I decided to try this recipe for Meatless Monday. The ingredients are easy and so is the prep. Great for throwing together after work, and you know how much I love throwing things in the blender!
I forgot to thaw the corn, so I threw the frozen corn into a pot with a little soy creamer, cashew milk, and water (a little more than 1 cup) to warm it up just enough. Then I put about 14 oz of corn into the blender, along with 1/4 cup nutritional yeast, 1/2 a red pepper, a half of a red onion, and one large garlic clove. Of course I omitted the coconut.
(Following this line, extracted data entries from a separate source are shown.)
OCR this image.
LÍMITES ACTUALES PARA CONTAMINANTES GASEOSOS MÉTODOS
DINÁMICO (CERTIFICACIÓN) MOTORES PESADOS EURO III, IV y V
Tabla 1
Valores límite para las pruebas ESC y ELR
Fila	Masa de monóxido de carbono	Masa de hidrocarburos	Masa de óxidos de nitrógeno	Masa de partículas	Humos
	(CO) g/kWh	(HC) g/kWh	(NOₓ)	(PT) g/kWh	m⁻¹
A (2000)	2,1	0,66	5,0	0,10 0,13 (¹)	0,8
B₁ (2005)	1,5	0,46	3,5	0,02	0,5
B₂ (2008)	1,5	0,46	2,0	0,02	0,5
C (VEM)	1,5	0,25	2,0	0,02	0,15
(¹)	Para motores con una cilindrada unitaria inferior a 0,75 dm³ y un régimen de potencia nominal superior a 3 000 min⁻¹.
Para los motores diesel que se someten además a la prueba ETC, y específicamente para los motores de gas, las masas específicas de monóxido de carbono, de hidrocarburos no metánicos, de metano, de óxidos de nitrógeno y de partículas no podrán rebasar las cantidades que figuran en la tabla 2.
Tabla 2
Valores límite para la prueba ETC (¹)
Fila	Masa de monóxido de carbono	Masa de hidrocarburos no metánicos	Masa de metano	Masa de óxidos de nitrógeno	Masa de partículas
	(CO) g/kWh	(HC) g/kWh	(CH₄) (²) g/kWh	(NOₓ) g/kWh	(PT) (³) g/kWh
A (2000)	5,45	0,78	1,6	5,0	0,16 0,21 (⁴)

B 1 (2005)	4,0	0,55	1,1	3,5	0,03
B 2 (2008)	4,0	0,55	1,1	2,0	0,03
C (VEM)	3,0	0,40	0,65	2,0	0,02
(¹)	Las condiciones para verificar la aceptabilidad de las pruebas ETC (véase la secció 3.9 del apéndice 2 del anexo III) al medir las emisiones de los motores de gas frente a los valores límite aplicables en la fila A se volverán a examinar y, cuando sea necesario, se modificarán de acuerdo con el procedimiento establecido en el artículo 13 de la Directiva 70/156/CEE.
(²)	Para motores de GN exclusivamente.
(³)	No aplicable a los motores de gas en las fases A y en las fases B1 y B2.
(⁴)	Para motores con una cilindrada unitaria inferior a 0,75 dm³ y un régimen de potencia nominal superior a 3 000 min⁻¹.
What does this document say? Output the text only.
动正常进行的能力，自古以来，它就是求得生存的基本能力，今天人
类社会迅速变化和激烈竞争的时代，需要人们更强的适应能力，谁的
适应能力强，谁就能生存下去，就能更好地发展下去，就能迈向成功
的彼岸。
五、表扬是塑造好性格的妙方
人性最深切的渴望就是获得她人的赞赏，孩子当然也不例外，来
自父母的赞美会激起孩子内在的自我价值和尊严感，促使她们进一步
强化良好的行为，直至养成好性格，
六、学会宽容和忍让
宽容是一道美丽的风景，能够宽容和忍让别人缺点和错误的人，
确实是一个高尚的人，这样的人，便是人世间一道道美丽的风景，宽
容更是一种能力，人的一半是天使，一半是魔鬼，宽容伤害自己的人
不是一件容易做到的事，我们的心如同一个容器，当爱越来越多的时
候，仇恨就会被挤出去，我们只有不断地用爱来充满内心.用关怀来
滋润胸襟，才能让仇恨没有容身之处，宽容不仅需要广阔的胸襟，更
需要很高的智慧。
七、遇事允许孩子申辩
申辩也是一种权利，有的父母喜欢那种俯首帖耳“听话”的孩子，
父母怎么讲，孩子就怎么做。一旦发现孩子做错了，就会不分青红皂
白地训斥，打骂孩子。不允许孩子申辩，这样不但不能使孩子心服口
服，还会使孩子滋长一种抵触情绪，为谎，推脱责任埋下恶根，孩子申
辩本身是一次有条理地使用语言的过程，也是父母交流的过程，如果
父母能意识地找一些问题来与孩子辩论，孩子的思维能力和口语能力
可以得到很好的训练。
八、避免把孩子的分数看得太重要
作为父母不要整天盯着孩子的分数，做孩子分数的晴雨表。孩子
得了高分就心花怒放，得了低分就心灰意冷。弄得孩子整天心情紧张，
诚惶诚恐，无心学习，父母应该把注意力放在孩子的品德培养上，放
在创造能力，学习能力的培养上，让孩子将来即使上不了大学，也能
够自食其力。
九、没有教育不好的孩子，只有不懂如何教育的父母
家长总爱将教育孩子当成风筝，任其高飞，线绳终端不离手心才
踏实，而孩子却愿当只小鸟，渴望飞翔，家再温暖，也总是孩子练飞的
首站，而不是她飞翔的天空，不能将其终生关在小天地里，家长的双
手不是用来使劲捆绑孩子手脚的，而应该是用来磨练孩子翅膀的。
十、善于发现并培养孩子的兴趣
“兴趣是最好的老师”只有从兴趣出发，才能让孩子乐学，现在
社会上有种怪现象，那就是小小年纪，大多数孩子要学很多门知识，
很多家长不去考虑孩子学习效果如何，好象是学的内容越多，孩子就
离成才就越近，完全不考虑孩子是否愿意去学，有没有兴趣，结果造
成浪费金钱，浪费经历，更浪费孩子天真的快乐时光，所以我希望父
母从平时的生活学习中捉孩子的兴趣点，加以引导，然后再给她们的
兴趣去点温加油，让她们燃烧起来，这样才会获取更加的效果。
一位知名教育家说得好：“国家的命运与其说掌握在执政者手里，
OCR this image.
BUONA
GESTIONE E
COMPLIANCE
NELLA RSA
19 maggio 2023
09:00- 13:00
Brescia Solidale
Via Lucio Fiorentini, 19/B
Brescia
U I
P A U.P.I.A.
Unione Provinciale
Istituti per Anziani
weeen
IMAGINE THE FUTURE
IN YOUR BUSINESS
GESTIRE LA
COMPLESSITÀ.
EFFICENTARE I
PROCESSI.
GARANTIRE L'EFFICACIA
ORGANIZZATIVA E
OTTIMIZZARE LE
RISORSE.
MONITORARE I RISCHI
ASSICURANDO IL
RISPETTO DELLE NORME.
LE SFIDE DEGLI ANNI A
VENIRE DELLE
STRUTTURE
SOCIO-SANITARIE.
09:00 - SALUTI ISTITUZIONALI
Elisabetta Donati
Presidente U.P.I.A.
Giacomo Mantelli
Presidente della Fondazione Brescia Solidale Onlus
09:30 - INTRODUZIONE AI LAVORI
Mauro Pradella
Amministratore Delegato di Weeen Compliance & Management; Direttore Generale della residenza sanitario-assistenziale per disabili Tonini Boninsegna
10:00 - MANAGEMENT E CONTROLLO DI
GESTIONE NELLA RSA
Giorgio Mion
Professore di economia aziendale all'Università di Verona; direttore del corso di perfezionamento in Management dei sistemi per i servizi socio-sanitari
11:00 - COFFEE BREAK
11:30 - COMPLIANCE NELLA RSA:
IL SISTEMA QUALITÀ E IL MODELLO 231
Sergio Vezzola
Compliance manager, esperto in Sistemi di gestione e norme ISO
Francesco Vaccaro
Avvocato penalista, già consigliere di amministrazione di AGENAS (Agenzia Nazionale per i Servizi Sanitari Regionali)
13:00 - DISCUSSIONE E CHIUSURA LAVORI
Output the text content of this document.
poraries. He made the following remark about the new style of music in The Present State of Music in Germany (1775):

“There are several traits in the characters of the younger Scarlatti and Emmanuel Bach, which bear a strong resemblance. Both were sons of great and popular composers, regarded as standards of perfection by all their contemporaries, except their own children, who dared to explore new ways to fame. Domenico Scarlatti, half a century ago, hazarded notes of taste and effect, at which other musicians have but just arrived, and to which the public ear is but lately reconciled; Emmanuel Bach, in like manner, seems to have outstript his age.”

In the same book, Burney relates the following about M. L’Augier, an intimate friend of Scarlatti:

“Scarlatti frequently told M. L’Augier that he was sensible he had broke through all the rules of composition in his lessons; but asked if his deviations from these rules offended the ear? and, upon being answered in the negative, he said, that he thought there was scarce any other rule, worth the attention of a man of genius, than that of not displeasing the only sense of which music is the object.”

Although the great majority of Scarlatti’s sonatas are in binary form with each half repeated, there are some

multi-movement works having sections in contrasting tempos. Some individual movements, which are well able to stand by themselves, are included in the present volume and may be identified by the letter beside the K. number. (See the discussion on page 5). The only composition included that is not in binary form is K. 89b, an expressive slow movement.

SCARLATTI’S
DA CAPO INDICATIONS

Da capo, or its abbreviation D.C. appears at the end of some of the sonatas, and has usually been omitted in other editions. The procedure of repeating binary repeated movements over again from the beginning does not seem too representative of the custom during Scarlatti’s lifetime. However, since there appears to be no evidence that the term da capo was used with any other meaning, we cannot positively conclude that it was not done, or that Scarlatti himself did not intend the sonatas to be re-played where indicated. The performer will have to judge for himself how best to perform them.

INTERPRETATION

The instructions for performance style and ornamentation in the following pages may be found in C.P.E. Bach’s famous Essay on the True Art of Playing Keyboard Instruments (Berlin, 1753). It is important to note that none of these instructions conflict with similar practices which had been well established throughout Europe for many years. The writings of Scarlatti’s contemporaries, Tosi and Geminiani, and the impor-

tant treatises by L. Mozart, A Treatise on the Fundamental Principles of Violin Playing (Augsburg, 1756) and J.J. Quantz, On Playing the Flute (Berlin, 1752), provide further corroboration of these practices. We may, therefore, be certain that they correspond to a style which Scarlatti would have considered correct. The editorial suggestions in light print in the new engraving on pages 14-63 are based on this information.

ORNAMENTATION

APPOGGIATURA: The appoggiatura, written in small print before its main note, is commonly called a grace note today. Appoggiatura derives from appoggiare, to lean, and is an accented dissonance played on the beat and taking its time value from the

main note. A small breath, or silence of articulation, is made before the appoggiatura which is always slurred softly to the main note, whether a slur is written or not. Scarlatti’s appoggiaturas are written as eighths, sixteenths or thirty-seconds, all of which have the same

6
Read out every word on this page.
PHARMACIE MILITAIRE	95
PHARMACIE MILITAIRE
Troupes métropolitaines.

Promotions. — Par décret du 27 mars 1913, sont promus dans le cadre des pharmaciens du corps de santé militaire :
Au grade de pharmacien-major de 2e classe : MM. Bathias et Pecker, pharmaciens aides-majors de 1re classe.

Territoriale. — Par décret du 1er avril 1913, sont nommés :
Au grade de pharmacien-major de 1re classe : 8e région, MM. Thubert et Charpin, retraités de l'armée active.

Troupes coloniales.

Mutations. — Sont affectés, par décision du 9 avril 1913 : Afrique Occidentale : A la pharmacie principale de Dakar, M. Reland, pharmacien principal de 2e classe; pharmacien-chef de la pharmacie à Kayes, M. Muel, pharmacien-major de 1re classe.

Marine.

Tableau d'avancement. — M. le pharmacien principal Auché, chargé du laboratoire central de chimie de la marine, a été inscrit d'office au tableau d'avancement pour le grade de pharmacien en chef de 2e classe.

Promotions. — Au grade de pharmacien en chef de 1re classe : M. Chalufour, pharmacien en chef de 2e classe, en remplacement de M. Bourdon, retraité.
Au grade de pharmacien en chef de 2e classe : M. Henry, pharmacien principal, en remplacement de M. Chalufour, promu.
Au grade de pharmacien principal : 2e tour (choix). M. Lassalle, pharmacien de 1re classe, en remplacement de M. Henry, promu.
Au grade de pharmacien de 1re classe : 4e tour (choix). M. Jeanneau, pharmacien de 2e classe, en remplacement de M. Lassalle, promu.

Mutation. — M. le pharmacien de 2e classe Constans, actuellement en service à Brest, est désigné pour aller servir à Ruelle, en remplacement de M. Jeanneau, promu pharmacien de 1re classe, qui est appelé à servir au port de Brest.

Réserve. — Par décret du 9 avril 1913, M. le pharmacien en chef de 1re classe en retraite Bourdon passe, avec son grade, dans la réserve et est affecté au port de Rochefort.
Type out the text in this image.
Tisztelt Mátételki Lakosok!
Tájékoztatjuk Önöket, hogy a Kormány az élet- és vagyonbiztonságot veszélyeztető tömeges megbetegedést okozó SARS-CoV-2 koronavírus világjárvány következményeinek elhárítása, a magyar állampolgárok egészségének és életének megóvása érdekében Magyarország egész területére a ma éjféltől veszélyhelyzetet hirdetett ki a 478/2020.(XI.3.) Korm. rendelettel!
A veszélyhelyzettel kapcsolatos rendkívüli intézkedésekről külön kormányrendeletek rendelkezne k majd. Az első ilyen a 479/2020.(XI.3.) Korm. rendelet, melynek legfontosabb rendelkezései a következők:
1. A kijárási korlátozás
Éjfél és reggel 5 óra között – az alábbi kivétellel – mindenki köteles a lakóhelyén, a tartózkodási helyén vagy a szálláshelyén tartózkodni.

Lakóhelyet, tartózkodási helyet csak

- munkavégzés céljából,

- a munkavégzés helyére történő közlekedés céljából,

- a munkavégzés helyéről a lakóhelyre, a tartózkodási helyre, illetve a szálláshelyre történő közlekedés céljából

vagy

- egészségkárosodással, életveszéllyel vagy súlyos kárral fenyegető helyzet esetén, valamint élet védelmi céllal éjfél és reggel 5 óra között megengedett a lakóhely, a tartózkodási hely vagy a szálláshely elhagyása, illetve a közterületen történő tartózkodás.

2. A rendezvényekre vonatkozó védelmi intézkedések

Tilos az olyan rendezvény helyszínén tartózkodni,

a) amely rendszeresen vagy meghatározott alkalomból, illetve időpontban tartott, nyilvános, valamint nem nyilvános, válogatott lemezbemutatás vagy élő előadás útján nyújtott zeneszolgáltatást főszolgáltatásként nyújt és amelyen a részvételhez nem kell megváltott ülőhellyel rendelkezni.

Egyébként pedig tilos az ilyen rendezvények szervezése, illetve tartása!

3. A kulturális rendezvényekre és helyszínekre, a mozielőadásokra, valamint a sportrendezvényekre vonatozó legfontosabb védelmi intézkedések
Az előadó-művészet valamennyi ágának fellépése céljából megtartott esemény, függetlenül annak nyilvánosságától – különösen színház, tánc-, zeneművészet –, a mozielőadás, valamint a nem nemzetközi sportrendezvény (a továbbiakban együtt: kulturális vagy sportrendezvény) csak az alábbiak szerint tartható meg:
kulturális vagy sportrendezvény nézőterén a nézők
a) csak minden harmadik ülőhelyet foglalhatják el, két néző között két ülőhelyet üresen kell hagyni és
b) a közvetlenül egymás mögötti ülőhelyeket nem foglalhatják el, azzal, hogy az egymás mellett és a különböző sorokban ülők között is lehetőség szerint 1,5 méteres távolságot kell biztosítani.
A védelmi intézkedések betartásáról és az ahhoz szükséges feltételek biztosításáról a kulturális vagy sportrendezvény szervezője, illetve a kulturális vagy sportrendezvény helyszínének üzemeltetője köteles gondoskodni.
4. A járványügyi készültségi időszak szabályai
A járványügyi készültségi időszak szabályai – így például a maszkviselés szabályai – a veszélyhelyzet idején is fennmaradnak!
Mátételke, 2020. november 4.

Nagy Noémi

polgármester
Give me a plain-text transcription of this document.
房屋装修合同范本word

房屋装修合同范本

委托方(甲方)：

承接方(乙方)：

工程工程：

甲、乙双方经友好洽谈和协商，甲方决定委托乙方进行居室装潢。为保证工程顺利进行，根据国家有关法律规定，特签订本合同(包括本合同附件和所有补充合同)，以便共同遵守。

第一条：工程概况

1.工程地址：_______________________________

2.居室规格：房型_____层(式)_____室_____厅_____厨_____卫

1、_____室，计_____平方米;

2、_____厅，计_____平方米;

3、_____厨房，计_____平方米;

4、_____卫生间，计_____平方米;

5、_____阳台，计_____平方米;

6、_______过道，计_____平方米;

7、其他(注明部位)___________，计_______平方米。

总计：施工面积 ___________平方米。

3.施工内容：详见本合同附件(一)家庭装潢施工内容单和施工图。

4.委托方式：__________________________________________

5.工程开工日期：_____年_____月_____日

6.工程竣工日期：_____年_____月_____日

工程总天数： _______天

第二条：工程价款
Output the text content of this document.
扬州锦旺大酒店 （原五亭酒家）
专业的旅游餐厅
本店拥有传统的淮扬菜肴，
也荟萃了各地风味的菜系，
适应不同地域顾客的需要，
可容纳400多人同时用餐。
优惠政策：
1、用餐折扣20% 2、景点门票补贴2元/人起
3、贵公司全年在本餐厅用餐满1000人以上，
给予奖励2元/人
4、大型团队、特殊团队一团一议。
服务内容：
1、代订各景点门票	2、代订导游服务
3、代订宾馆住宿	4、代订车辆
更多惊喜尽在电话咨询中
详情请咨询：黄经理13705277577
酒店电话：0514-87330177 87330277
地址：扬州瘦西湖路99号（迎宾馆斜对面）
Upon initial taste, my thought was – boring. I blended in the other half of the red pepper. Then dumped that all into a pot to warm it up, and added a teaspoon of paprika and cumin, and 1/4 teaspoon chipotle pepper (all out of cayenne). I still felt like it was missing something… So I added a little more minced garlic, corn, and some green onions and let it simmer. Added some salt and pepper, let it simmer.
All in all this wasn’t my favorite soup. I do, however, think that it is something I can tinker with to get it more to my liking. I just couldn’t put my finger on what else it needed… It was definitely filling, as I couldn’t even finish my bowl.
I served the soup with a DF GF jalapeño corn bread. I just used Bob’s Red Mill Corn Bread mix with cashew milk, olive oil, eggs, some corn and a can of diced jalapeños (I hate cutting jalapeños).
Original Recipe: AverieCOOKS
16-ounce bag frozen sweet corn, thawed to room temp (or fresh corn if you have it), divided
half of 1 large red bell pepper, deseeded
1/4 cup nutritional yeast (or 1/4 cup raw cashews or Parmesan cheese – not vegan)
1 heaping tablespoon coconut oil (use another oil like olive or canola if you’re sensitive to coconut flavor)
1 teaspoon cumin
1 teaspoon smoked paprika
1/4 teaspoon cayenne pepper, or to taste
half of 1 small red onion, peeled; optional
1 to 2 cloves garlic, peeled; optional
about 1 cup water (or use coconut water, milk, almond/soy/nut milk, cream)
salt and pepper, optional to taste
- To the canister of a high speed blender, add three-quarters of the bag of corn (about 3 cups, just eyeball it), all the remaining ingredients, about 1/2 cup water, and blend. Based on how thick soup is, and personal taste preference, add more water until desired consistency is reached.
- After desired consistency is reached, stir in remaining corn by hand to preserve texture.
- Optionally, add salt and pepper to taste. I didn’t.
- Soup may have gotten warm in your blender canister. If not, and you prefer it warmer, transfer to a microwave-safe bowl and heat until warm, about 1 minute. Alternatively, soup can be heated gently on the stovetop. In warmer months, soup can be served chilled, like gazpacho. Soup will keep airtight in the refrigerator for up to 5 days or in the freezer for up to 4 months.
*I got nutritional yeast from the bulk bins at Whole Foods in case you are having trouble finding it.